Kuchisake-onna

Translating to the ‘slit-mouthed woman’, the Kuchisake-onna is one of the malevolent spirits of Japanese folklore known as onryō. Collectively, onryō are spirits of the dead still angry and resentful of how they were treated in life, driving them to take vengeance through the killing or mutilation of victims as vengeful ghosts. Other versions of the myth suggest that the Kuchisake-onna is one of the Yokai, generally malevolent supernatural creatures.

Unlike other common yokai, such as the kappa, the Kuchisake-onna is broadly human in appearance, resembling a woman with the lower half of her face concealed behind a mask. Approaching lone victims, usually at night, she will inquire if they find her attractive. If they say no, she will kill them with a bladed weapon, often a long pair of scissors or shears. However, if they respond positively she will remove the mask, revealing that the corners of her mouth have been split across her cheeks, almost reaching her ears. She then uses the same blade to carve their face to resemble her own.

As with many folklore tales, the origin of the Kuchisake-onna varies significantly between versions. The most common is that in life she was the wife of a samurai. On finding that she had been unfaithful, her husband carved her mouth open as punishment. Alternatively, she was the favoured concubine of a powerful lord, before jealous rivals mutilated her face. More modern tellings suggest that she underwent a dental procedure that went wrong, driving her mad when she saw her new appearance. Finally, rather than her having originally been a human woman, some tales suggest that she was something else entirely, her unnaturally wide mouth filled with alien, needle-sharp teeth.

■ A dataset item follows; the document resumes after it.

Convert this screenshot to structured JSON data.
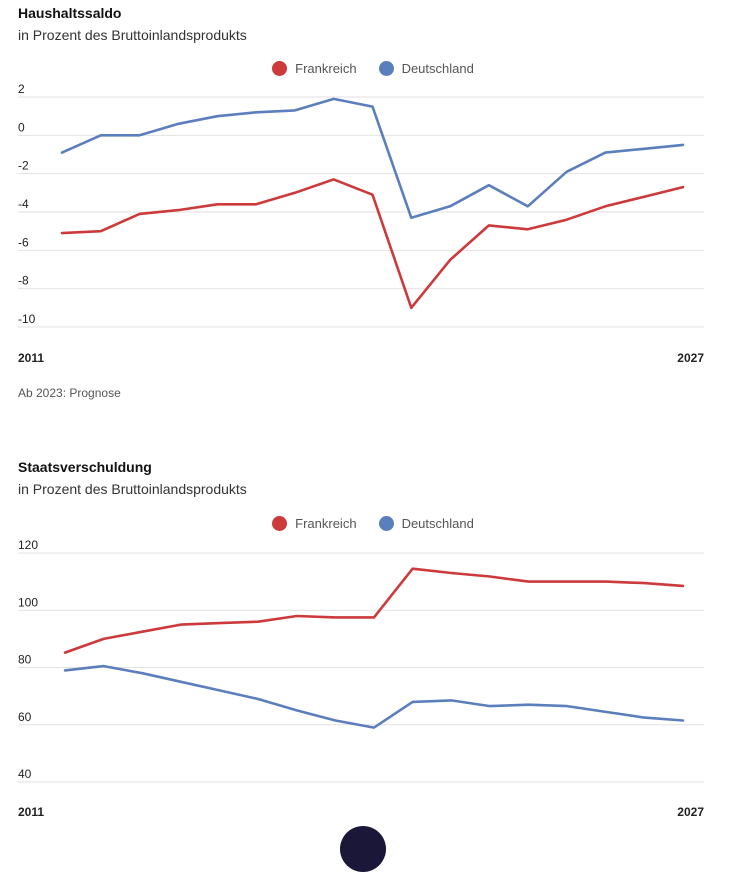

Usually, Kuchisake-onna repeats her question (generally translated as ‘am I beautiful?’) twice. The first time, she kills those who say no outright, whereas if they say yes, she will remove her mask and repeat her query. Those that change their mind on seeing her disfigurement, or who recoil or scream, are killed. If the victim reaffirms their belief that she is beautiful, she will cut open the corners of their mouth, but otherwise leave them alive. Another version states that those that say yes twice are initially spared, only for her to visit them that night to kill them in their sleep. The few tales that see a potential victim survive involve them stalling for enough time to escape by describing her as just average in appearance, or by distracting her with money or a popular kind of boiled sweet known as bekko ame.

 Historians believe that tales of Kuchisake-onna originally date back to the Edo period, emerging between the 17th and 19th centuries. The legend saw a resurgence after a number of newspaper stories in early 1979, resulting in a brief period of public hysteria that reportedly saw young children escorted to and from school.